The fact that you can feel this broken means that you have the capacity to experience your feelings and that is wonderful. The same emotions you use for loving anyone are the same emotions you use for loving everyone. Those emotions will keep you safe from loneliness.

The most dangerous people I know have hearts of steel. They weren't born that way, they became that way. They lost touch with themselves, denied what they were feeling, and became hollow. Feelings are what make you human, emotions are what differentiate you from a robot or a computer.

So whatever you're feeling, you just need to ride it out and see where it takes you. I know that for now, you've sworn off boys forever, but at some point, someone new will trigger something unexpected inside of you that you had forgotten was there.

Although right now, yes, it seems like life is over. I know you feel weak for feeling so upset. You're not. Everyone I know has been semi-suicidal over heartbreak at some point. When love fades, it's hard to see the point of anything.

All you want is to do is lie in bed and cry. And die. Again, normal. Personally, with every breakup I've been through, I've just wanted to listen to sad songs and eat bad food and sometimes you have to do that. I've had friends who've lost their appetites or not slept properly for months.

Every breakup has a grieving process; you have to give yourself time to recover. But at some point, you're going to remember that only you can make yourself stronger. At some point, you're going to see why it didn't work out. The most common story ever is that you wanted different things.

At some point, you might understand that nobody's to blame. You are allowed to want what you want and so is he. And maybe you needed to be together for awhile to know why you couldn't stay that way forever.

At some point, you're not going to see this as a failure, but as an example of two people who tried to build a shared life but couldn't. Eventually you will be thankful for this, because it will either make you better or make you bitter, and your parents and I would have trouble with the latter.

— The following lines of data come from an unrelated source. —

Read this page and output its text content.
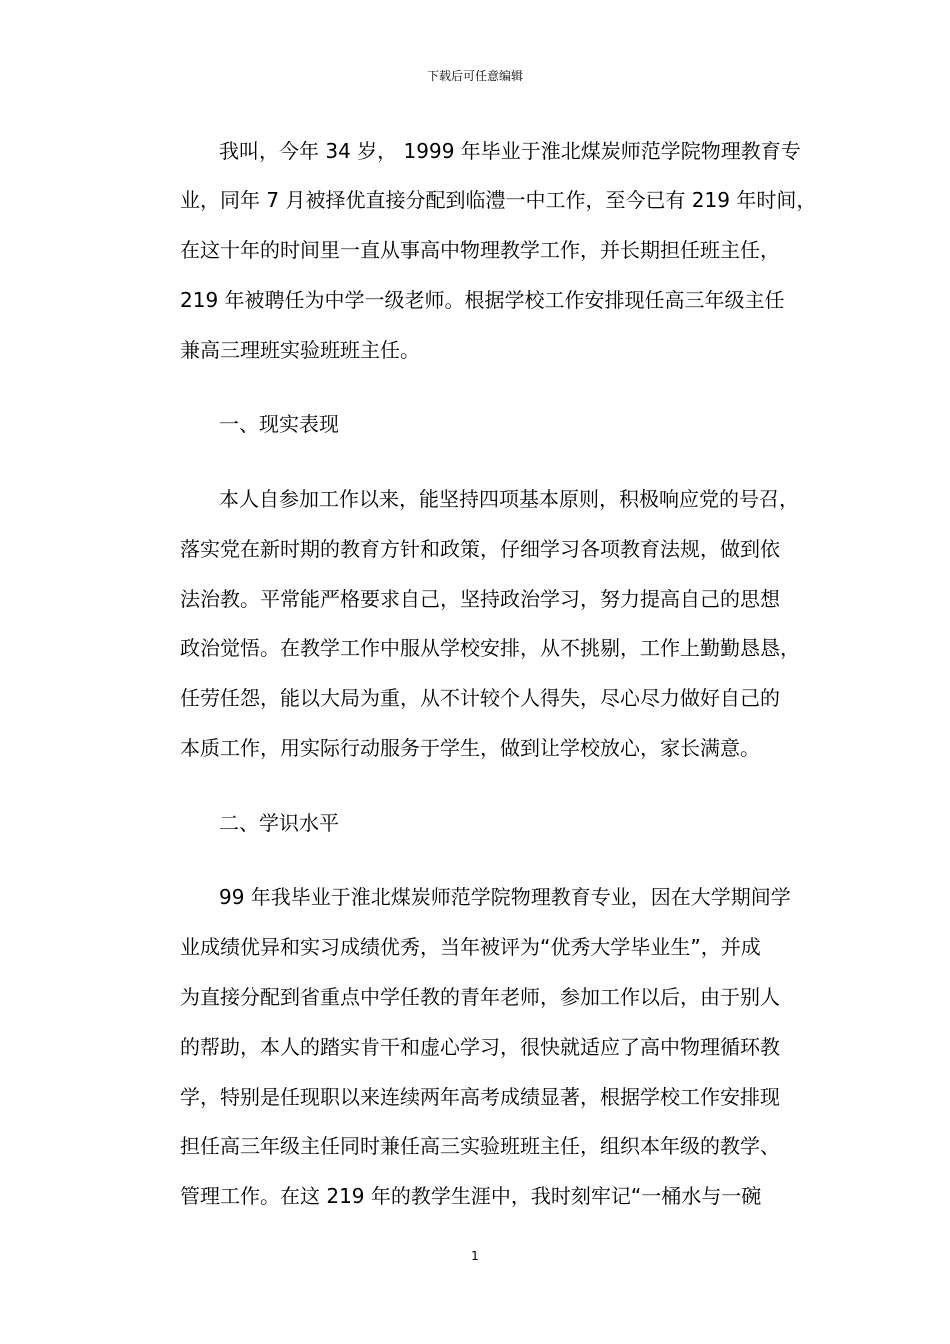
下载后可任意编辑
我叫，今年 34 岁， 1999 年毕业于淮北煤炭师范学院物理教育专
业，同年 7 月被择优直接分配到临澧一中工作，至今已有 219 年时间，
在这十年的时间里一直从事高中物理教学工作，并长期担任班主任，
219 年被聘任为中学一级老师。根据学校工作安排现任高三年级主任
兼高三理班实验班班主任。
一、现实表现
本人自参加工作以来，能坚持四项基本原则，积极响应党的号召，
落实党在新时期的教育方针和政策，仔细学习各项教育法规，做到依
法治教。平常能严格要求自己，坚持政治学习，努力提高自己的思想
政治觉悟。在教学工作中服从学校安排，从不挑剔，工作上勤勤恳恳，
任劳任怨，能以大局为重，从不计较个人得失，尽心尽力做好自己的
本质工作，用实际行动服务于学生，做到让学校放心，家长满意。
二、学识水平
99 年我毕业于淮北煤炭师范学院物理教育专业，因在大学期间学
业成绩优异和实习成绩优秀，当年被评为“优秀大学毕业生”，并成
为直接分配到省重点中学任教的青年老师，参加工作以后，由于别人
的帮助，本人的踏实肯干和虚心学习，很快就适应了高中物理循环教
学，特别是任现职以来连续两年高考成绩显著，根据学校工作安排现
担任高三年级主任同时兼任高三实验班班主任，组织本年级的教学、
管理工作。在这 219 年的教学生涯中，我时刻牢记“一桶水与一碗
1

At some point, you'll see that this taught you what you want to do differently next time. You'll see that you only learn how to love through being in love. Everyone has ghosts in their heart. But if you're smart, and I know you are, you'll reflect on what yours have to say.

Nobody else can teach you this stuff. Often we look to others for something only we can give ourselves. Sometimes we realise that we're hung up on things we didn't even realise still haunted us. And it can take losing someone for us to wake up to what needs to change.

You might not see it now and it may take years for it to come into focus. But eventually, you will see that while this was painful, it was crucial in helping you to become more honest with yourself.

Of course you feel sad, and like I said, it would be bizarre if you didn't. You might not feel better tomorrow, next week, or even next month. But I promise you that a year from now, the sting will have faded.

Your mother has been through this, so have I, and now so have you. It's the opposite of fun and things might feel strange for awhile... but if you accept everything you're feeling, you will learn to let go of the pain while always holding onto what it taught you.

'I wouldn't worry, you have all your life, I've heard it takes some time to get it right.' Those are lyrics stolen directly from London Grammar. They are true.

Now, let's go get your mother drunk, and take a trip down memory lane... I can remind her of some of the interesting characters she dated, before she met your father."